Louis Osteen

Louis Osteen
Chef Louis Osteen has been a part of the southern food renaissance from the beginning, helping to elevate the country cooking of coastal Carolina into haute cuisine. You could even credit him with establishing Lowcountry cooking as a tourist draw in Charleston, SC. Indeed Osteen was the first to introduce Lowcountry cooking to restaurant diners.  As southern food historian and cookbook author Damon Fowler noted, “Classical Southern food was founded on English cooking, enriched and nourished by new native ingredients, and transformed in the hands of African cooks.”

Osteen was the original in Charleston. He started just north of Charleston in Pawleys Island in 1980 and then in 1989 relocated to Louis’s Charleston Grill at the Omni Hotel.  There he became well known for cooking the cuisine of his childhood, discovering the traditions of the Lowcountry, and proving to naysayers and Yankees alike that southern cooking isn’t about mushy overcooked vegetables and fatback. It’s about local ingredients and ancient traditions. Nationally, he was credited with securing Lowcountry and Southern cooking a stronghold in the regional American culinary movement that began in the 1970’s and thrived in the 80’s.
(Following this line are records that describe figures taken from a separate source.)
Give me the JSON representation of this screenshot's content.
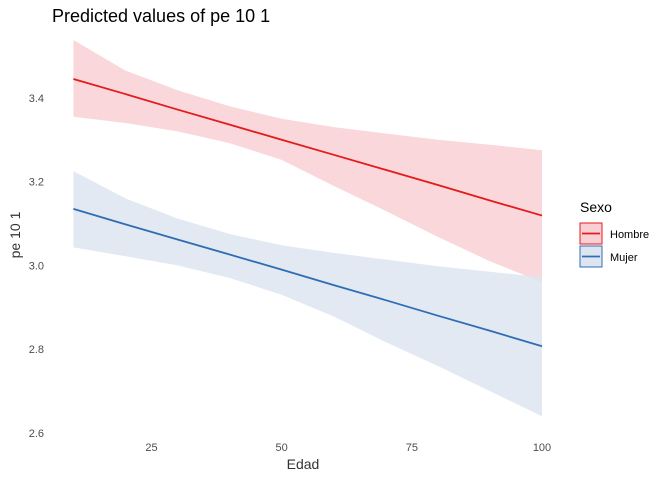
{
  "chart_data": {
    "type": "line",
    "title": "Predicted values of pe 10 1",
    "xlabel": "Edad",
    "ylabel": "pe 10 1",
    "xlim": [
      8,
      100
    ],
    "ylim": [
      2.6,
      3.55
    ],
    "x_ticks": [
      25,
      50,
      75,
      100
    ],
    "x_tick_labels": [
      "25",
      "50",
      "75",
      "100"
    ],
    "y_ticks": [
      2.6,
      2.8,
      3.0,
      3.2,
      3.4
    ],
    "y_tick_labels": [
      "2.6",
      "2.8",
      "3.0",
      "3.2",
      "3.4"
    ],
    "grid": false,
    "legend": {
      "title": "Sexo",
      "placement": "right"
    },
    "series": [
      {
        "name": "Hombre",
        "color": "#E41A1C",
        "band_color": "#F8D0D4",
        "x": [
          10,
          20,
          30,
          40,
          50,
          60,
          70,
          80,
          90,
          100
        ],
        "y": [
          3.445,
          3.409,
          3.372,
          3.336,
          3.3,
          3.264,
          3.228,
          3.192,
          3.155,
          3.119
        ],
        "lower": [
          3.355,
          3.34,
          3.32,
          3.292,
          3.252,
          3.19,
          3.13,
          3.068,
          3.01,
          2.96
        ],
        "upper": [
          3.538,
          3.465,
          3.418,
          3.38,
          3.35,
          3.33,
          3.315,
          3.3,
          3.288,
          3.275
        ]
      },
      {
        "name": "Mujer",
        "color": "#2E6DB4",
        "band_color": "#DDE5F0",
        "x": [
          10,
          20,
          30,
          40,
          50,
          60,
          70,
          80,
          90,
          100
        ],
        "y": [
          3.135,
          3.098,
          3.062,
          3.026,
          2.99,
          2.953,
          2.917,
          2.88,
          2.844,
          2.807
        ],
        "lower": [
          3.043,
          3.022,
          3.0,
          2.97,
          2.93,
          2.878,
          2.817,
          2.76,
          2.7,
          2.64
        ],
        "upper": [
          3.225,
          3.16,
          3.112,
          3.075,
          3.048,
          3.03,
          3.014,
          2.998,
          2.985,
          2.972
        ]
      }
    ]
  }
}
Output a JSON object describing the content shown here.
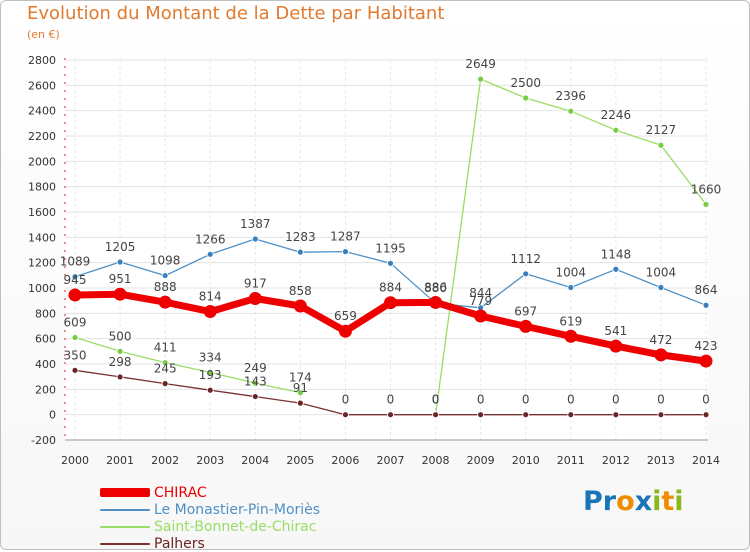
{
  "title": "Evolution du Montant de la Dette par Habitant",
  "unit": "(en €)",
  "logo": {
    "letters": [
      "P",
      "r",
      "o",
      "x",
      "i",
      "t",
      "i"
    ],
    "colors": [
      "#1a75b8",
      "#1a75b8",
      "#f08c00",
      "#1a75b8",
      "#8cb81a",
      "#f08c00",
      "#8cb81a"
    ]
  },
  "chart_data": {
    "type": "line",
    "x": [
      "2000",
      "2001",
      "2002",
      "2003",
      "2004",
      "2005",
      "2006",
      "2007",
      "2008",
      "2009",
      "2010",
      "2011",
      "2012",
      "2013",
      "2014"
    ],
    "ylim": [
      -200,
      2800
    ],
    "yticks": [
      -200,
      0,
      200,
      400,
      600,
      800,
      1000,
      1200,
      1400,
      1600,
      1800,
      2000,
      2200,
      2400,
      2600,
      2800
    ],
    "grid": true,
    "legend_position": "bottom-left",
    "series": [
      {
        "name": "Le Monastier-Pin-Moriès",
        "color": "#4f90c6",
        "marker": "#3a7fbd",
        "width": 1.3,
        "values": [
          1089,
          1205,
          1098,
          1266,
          1387,
          1283,
          1287,
          1195,
          880,
          844,
          1112,
          1004,
          1148,
          1004,
          864
        ],
        "labels": [
          "1089",
          "1205",
          "1098",
          "1266",
          "1387",
          "1283",
          "1287",
          "1195",
          "880",
          "844",
          "1112",
          "1004",
          "1148",
          "1004",
          "864"
        ]
      },
      {
        "name": "Saint-Bonnet-de-Chirac",
        "color": "#99dd66",
        "marker": "#77cc44",
        "width": 1.3,
        "values": [
          609,
          500,
          411,
          334,
          249,
          174,
          null,
          null,
          0,
          2649,
          2500,
          2396,
          2246,
          2127,
          1660
        ],
        "labels": [
          "609",
          "500",
          "411",
          "334",
          "249",
          "174",
          "",
          "",
          "0",
          "2649",
          "2500",
          "2396",
          "2246",
          "2127",
          "1660"
        ]
      },
      {
        "name": "Palhers",
        "color": "#7a3030",
        "marker": "#6b2424",
        "width": 1.3,
        "values": [
          350,
          298,
          245,
          193,
          143,
          91,
          0,
          0,
          0,
          0,
          0,
          0,
          0,
          0,
          0
        ],
        "labels": [
          "350",
          "298",
          "245",
          "193",
          "143",
          "91",
          "0",
          "0",
          "0",
          "0",
          "0",
          "0",
          "0",
          "0",
          "0"
        ]
      },
      {
        "name": "CHIRAC",
        "color": "#ee0000",
        "marker": "#ee0000",
        "width": 7,
        "values": [
          945,
          951,
          888,
          814,
          917,
          858,
          659,
          884,
          886,
          779,
          697,
          619,
          541,
          472,
          423
        ],
        "labels": [
          "945",
          "951",
          "888",
          "814",
          "917",
          "858",
          "659",
          "884",
          "886",
          "779",
          "697",
          "619",
          "541",
          "472",
          "423"
        ]
      }
    ],
    "legend": [
      "CHIRAC",
      "Le Monastier-Pin-Moriès",
      "Saint-Bonnet-de-Chirac",
      "Palhers"
    ]
  }
}
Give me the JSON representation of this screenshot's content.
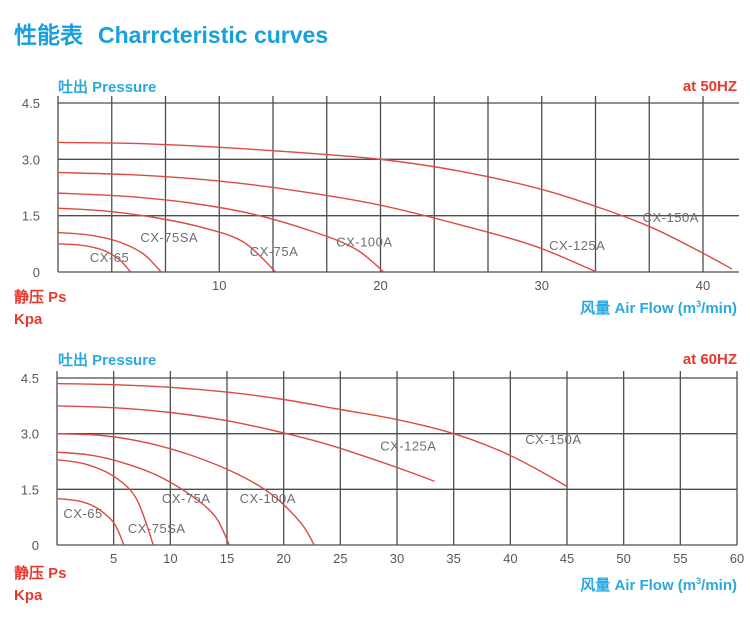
{
  "page": {
    "title_cn": "性能表",
    "title_en": "Charrcteristic curves"
  },
  "colors": {
    "accent_blue": "#18a0de",
    "red_text": "#e8392e",
    "curve_red": "#dc4b42",
    "grid_gray": "#4e4e4e"
  },
  "chart_data": [
    {
      "type": "line",
      "id": "50hz",
      "pressure_label": "吐出 Pressure",
      "freq_label": "at  50HZ",
      "ylabel_line1": "静压 Ps",
      "ylabel_line2": "Kpa",
      "xlabel_prefix": "风量  Air Flow (m",
      "xlabel_sup": "3",
      "xlabel_suffix": "/min)",
      "xlim": [
        0,
        42
      ],
      "ylim": [
        0,
        4.5
      ],
      "grid_on": true,
      "x_ticks": [
        {
          "value": 10,
          "label": "10"
        },
        {
          "value": 20,
          "label": "20"
        },
        {
          "value": 30,
          "label": "30"
        },
        {
          "value": 40,
          "label": "40"
        }
      ],
      "y_ticks": [
        {
          "value": 0,
          "label": "0"
        },
        {
          "value": 1.5,
          "label": "1.5"
        },
        {
          "value": 3,
          "label": "3.0"
        },
        {
          "value": 4.5,
          "label": "4.5"
        }
      ],
      "series": [
        {
          "name": "CX-65",
          "points": [
            [
              0,
              0.75
            ],
            [
              1.5,
              0.71
            ],
            [
              2.8,
              0.58
            ],
            [
              3.8,
              0.33
            ],
            [
              4.5,
              0
            ]
          ],
          "label": {
            "x": 3.2,
            "y": 0.27
          }
        },
        {
          "name": "CX-75SA",
          "points": [
            [
              0,
              1.05
            ],
            [
              2,
              0.98
            ],
            [
              3.8,
              0.8
            ],
            [
              5.3,
              0.48
            ],
            [
              6.4,
              0
            ]
          ],
          "label": {
            "x": 6.9,
            "y": 0.8
          }
        },
        {
          "name": "CX-75A",
          "points": [
            [
              0,
              1.7
            ],
            [
              3,
              1.62
            ],
            [
              6,
              1.45
            ],
            [
              9,
              1.18
            ],
            [
              11.5,
              0.8
            ],
            [
              13.5,
              0
            ]
          ],
          "label": {
            "x": 13.4,
            "y": 0.42
          }
        },
        {
          "name": "CX-100A",
          "points": [
            [
              0,
              2.1
            ],
            [
              4,
              2.02
            ],
            [
              8,
              1.85
            ],
            [
              12,
              1.55
            ],
            [
              16,
              1.05
            ],
            [
              18.5,
              0.6
            ],
            [
              20.2,
              0
            ]
          ],
          "label": {
            "x": 19.0,
            "y": 0.68
          }
        },
        {
          "name": "CX-125A",
          "points": [
            [
              0,
              2.65
            ],
            [
              5,
              2.58
            ],
            [
              10,
              2.42
            ],
            [
              15,
              2.15
            ],
            [
              20,
              1.78
            ],
            [
              25,
              1.25
            ],
            [
              29.5,
              0.7
            ],
            [
              33.4,
              0
            ]
          ],
          "label": {
            "x": 32.2,
            "y": 0.58
          }
        },
        {
          "name": "CX-150A",
          "points": [
            [
              0,
              3.45
            ],
            [
              5,
              3.42
            ],
            [
              10,
              3.32
            ],
            [
              15,
              3.18
            ],
            [
              20,
              3.0
            ],
            [
              25,
              2.68
            ],
            [
              30,
              2.2
            ],
            [
              34,
              1.65
            ],
            [
              37,
              1.15
            ],
            [
              40,
              0.5
            ],
            [
              41.8,
              0.08
            ]
          ],
          "label": {
            "x": 38.0,
            "y": 1.33
          }
        }
      ]
    },
    {
      "type": "line",
      "id": "60hz",
      "pressure_label": "吐出 Pressure",
      "freq_label": "at  60HZ",
      "ylabel_line1": "静压 Ps",
      "ylabel_line2": "Kpa",
      "xlabel_prefix": "风量  Air Flow (m",
      "xlabel_sup": "3",
      "xlabel_suffix": "/min)",
      "xlim": [
        0,
        60
      ],
      "ylim": [
        0,
        4.5
      ],
      "grid_on": true,
      "x_ticks": [
        {
          "value": 5,
          "label": "5"
        },
        {
          "value": 10,
          "label": "10"
        },
        {
          "value": 15,
          "label": "15"
        },
        {
          "value": 20,
          "label": "20"
        },
        {
          "value": 25,
          "label": "25"
        },
        {
          "value": 30,
          "label": "30"
        },
        {
          "value": 35,
          "label": "35"
        },
        {
          "value": 40,
          "label": "40"
        },
        {
          "value": 45,
          "label": "45"
        },
        {
          "value": 50,
          "label": "50"
        },
        {
          "value": 55,
          "label": "55"
        },
        {
          "value": 60,
          "label": "60"
        }
      ],
      "y_ticks": [
        {
          "value": 0,
          "label": "0"
        },
        {
          "value": 1.5,
          "label": "1.5"
        },
        {
          "value": 3,
          "label": "3.0"
        },
        {
          "value": 4.5,
          "label": "4.5"
        }
      ],
      "series": [
        {
          "name": "CX-65",
          "points": [
            [
              0,
              1.25
            ],
            [
              2,
              1.18
            ],
            [
              3.5,
              1.0
            ],
            [
              5,
              0.6
            ],
            [
              5.9,
              0
            ]
          ],
          "label": {
            "x": 2.3,
            "y": 0.73
          }
        },
        {
          "name": "CX-75SA",
          "points": [
            [
              0,
              2.3
            ],
            [
              2.5,
              2.18
            ],
            [
              5,
              1.85
            ],
            [
              7,
              1.25
            ],
            [
              8.5,
              0
            ]
          ],
          "label": {
            "x": 8.8,
            "y": 0.32
          }
        },
        {
          "name": "CX-75A",
          "points": [
            [
              0,
              2.5
            ],
            [
              3,
              2.42
            ],
            [
              6,
              2.2
            ],
            [
              9,
              1.85
            ],
            [
              12,
              1.3
            ],
            [
              14,
              0.75
            ],
            [
              15.2,
              0
            ]
          ],
          "label": {
            "x": 11.4,
            "y": 1.13
          }
        },
        {
          "name": "CX-100A",
          "points": [
            [
              0,
              3.0
            ],
            [
              4,
              2.95
            ],
            [
              8,
              2.75
            ],
            [
              12,
              2.4
            ],
            [
              16,
              1.9
            ],
            [
              19,
              1.35
            ],
            [
              21.5,
              0.6
            ],
            [
              22.7,
              0
            ]
          ],
          "label": {
            "x": 18.6,
            "y": 1.13
          }
        },
        {
          "name": "CX-125A",
          "points": [
            [
              0,
              3.75
            ],
            [
              5,
              3.7
            ],
            [
              10,
              3.57
            ],
            [
              15,
              3.35
            ],
            [
              20,
              3.02
            ],
            [
              24,
              2.7
            ],
            [
              28,
              2.3
            ],
            [
              31,
              1.98
            ],
            [
              33.3,
              1.72
            ]
          ],
          "label": {
            "x": 31.0,
            "y": 2.55
          }
        },
        {
          "name": "CX-150A",
          "points": [
            [
              0,
              4.35
            ],
            [
              5,
              4.32
            ],
            [
              10,
              4.25
            ],
            [
              15,
              4.12
            ],
            [
              20,
              3.92
            ],
            [
              25,
              3.65
            ],
            [
              30,
              3.38
            ],
            [
              35,
              3.0
            ],
            [
              39,
              2.55
            ],
            [
              42,
              2.1
            ],
            [
              45,
              1.58
            ]
          ],
          "label": {
            "x": 43.8,
            "y": 2.72
          }
        }
      ]
    }
  ]
}
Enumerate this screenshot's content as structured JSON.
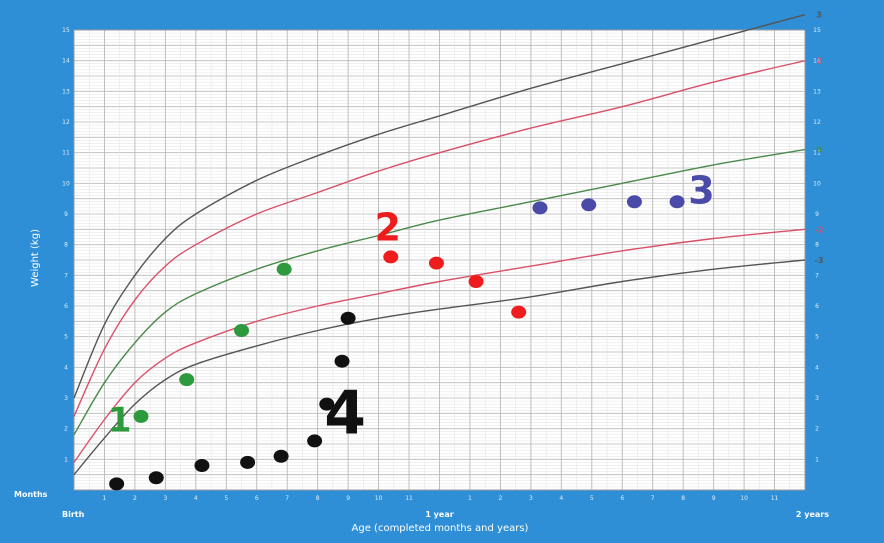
{
  "chart_data": {
    "type": "line",
    "title": "",
    "xlabel": "Age (completed months and years)",
    "ylabel": "Weight (kg)",
    "xlim": [
      0,
      24
    ],
    "ylim": [
      0,
      15
    ],
    "x_ticks_left": "Months",
    "x_tick_labels": [
      {
        "x": 0,
        "label": "Birth"
      },
      {
        "x": 12,
        "label": "1 year"
      },
      {
        "x": 24,
        "label": "2 years"
      }
    ],
    "month_ticks": [
      "1",
      "2",
      "3",
      "4",
      "5",
      "6",
      "7",
      "8",
      "9",
      "10",
      "11",
      "1",
      "2",
      "3",
      "4",
      "5",
      "6",
      "7",
      "8",
      "9",
      "10",
      "11"
    ],
    "y_ticks": [
      "1",
      "2",
      "3",
      "4",
      "5",
      "6",
      "7",
      "8",
      "9",
      "10",
      "11",
      "12",
      "13",
      "14",
      "15"
    ],
    "curves": [
      {
        "name": "3",
        "color": "#555555",
        "x": [
          0,
          1,
          2,
          3,
          4,
          6,
          8,
          10,
          12,
          15,
          18,
          21,
          24
        ],
        "y": [
          3.0,
          5.4,
          7.0,
          8.2,
          9.0,
          10.1,
          10.9,
          11.6,
          12.2,
          13.1,
          13.9,
          14.7,
          15.5
        ]
      },
      {
        "name": "2",
        "color": "#d9506a",
        "x": [
          0,
          1,
          2,
          3,
          4,
          6,
          8,
          10,
          12,
          15,
          18,
          21,
          24
        ],
        "y": [
          2.4,
          4.6,
          6.2,
          7.3,
          8.0,
          9.0,
          9.7,
          10.4,
          11.0,
          11.8,
          12.5,
          13.3,
          14.0
        ]
      },
      {
        "name": "0",
        "color": "#4a8a4a",
        "x": [
          0,
          1,
          2,
          3,
          4,
          6,
          8,
          10,
          12,
          15,
          18,
          21,
          24
        ],
        "y": [
          1.8,
          3.5,
          4.8,
          5.8,
          6.4,
          7.2,
          7.8,
          8.3,
          8.8,
          9.4,
          10.0,
          10.6,
          11.1
        ]
      },
      {
        "name": "-2",
        "color": "#d9506a",
        "x": [
          0,
          1,
          2,
          3,
          4,
          6,
          8,
          10,
          12,
          15,
          18,
          21,
          24
        ],
        "y": [
          0.9,
          2.3,
          3.5,
          4.3,
          4.8,
          5.5,
          6.0,
          6.4,
          6.8,
          7.3,
          7.8,
          8.2,
          8.5
        ]
      },
      {
        "name": "-3",
        "color": "#555555",
        "x": [
          0,
          1,
          2,
          3,
          4,
          6,
          8,
          10,
          12,
          15,
          18,
          21,
          24
        ],
        "y": [
          0.5,
          1.7,
          2.8,
          3.6,
          4.1,
          4.7,
          5.2,
          5.6,
          5.9,
          6.3,
          6.8,
          7.2,
          7.5
        ]
      }
    ],
    "series": [
      {
        "name": "1",
        "color": "#2e9a3e",
        "x": [
          2.2,
          3.7,
          5.5,
          6.9
        ],
        "y": [
          2.4,
          3.6,
          5.2,
          7.2
        ]
      },
      {
        "name": "2",
        "color": "#ee1c1c",
        "x": [
          10.4,
          11.9,
          13.2,
          14.6
        ],
        "y": [
          7.6,
          7.4,
          6.8,
          5.8
        ]
      },
      {
        "name": "3",
        "color": "#4a4aa8",
        "x": [
          15.3,
          16.9,
          18.4,
          19.8
        ],
        "y": [
          9.2,
          9.3,
          9.4,
          9.4
        ]
      },
      {
        "name": "4",
        "color": "#111111",
        "x": [
          1.4,
          2.7,
          4.2,
          5.7,
          6.8,
          7.9,
          8.3,
          8.8,
          9.0
        ],
        "y": [
          0.2,
          0.4,
          0.8,
          0.9,
          1.1,
          1.6,
          2.8,
          4.2,
          5.6
        ]
      }
    ],
    "grid": true,
    "legend": "none"
  },
  "colors": {
    "frame": "#2f8fd6",
    "plot_bg": "#ffffff",
    "grid_major": "#b8b8b8",
    "grid_minor": "#e2e2e2"
  }
}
Esquire magazine identified Osteen as “the premier interpreter of New Southern Cuisine”.

Osteen’s creative, intelligent, and respectful regional southern cuisine has put him in the pantheon of southern chefs, earning him (among other honors) a James Beard Best Chef Southeast in 2004. His menus are elegant and creative with dishes like braised lamb shank, Blue Ridge rainbow trout, chicken-fried duck breast, and a scrumptious interpretation of shrimp and grits, where the grits are formed into a timbale and served with Lowcountry shrimp gravy.

Osteen took regional favorites to new heights and put them in print in his cookbook:  Louis Osteen’s Charleston Cuisine.  In appearances on the TV Food Network, and Discovery Channel Osteen comes across as Southern gentleman with a wonderful sense of humor, the epitome of Southern hospitality. You can meet the unpretentious and genial Osteen and taste his exquisite regional interpretations at his Pawleys Island restaurant, Louis’s at Sanford’s.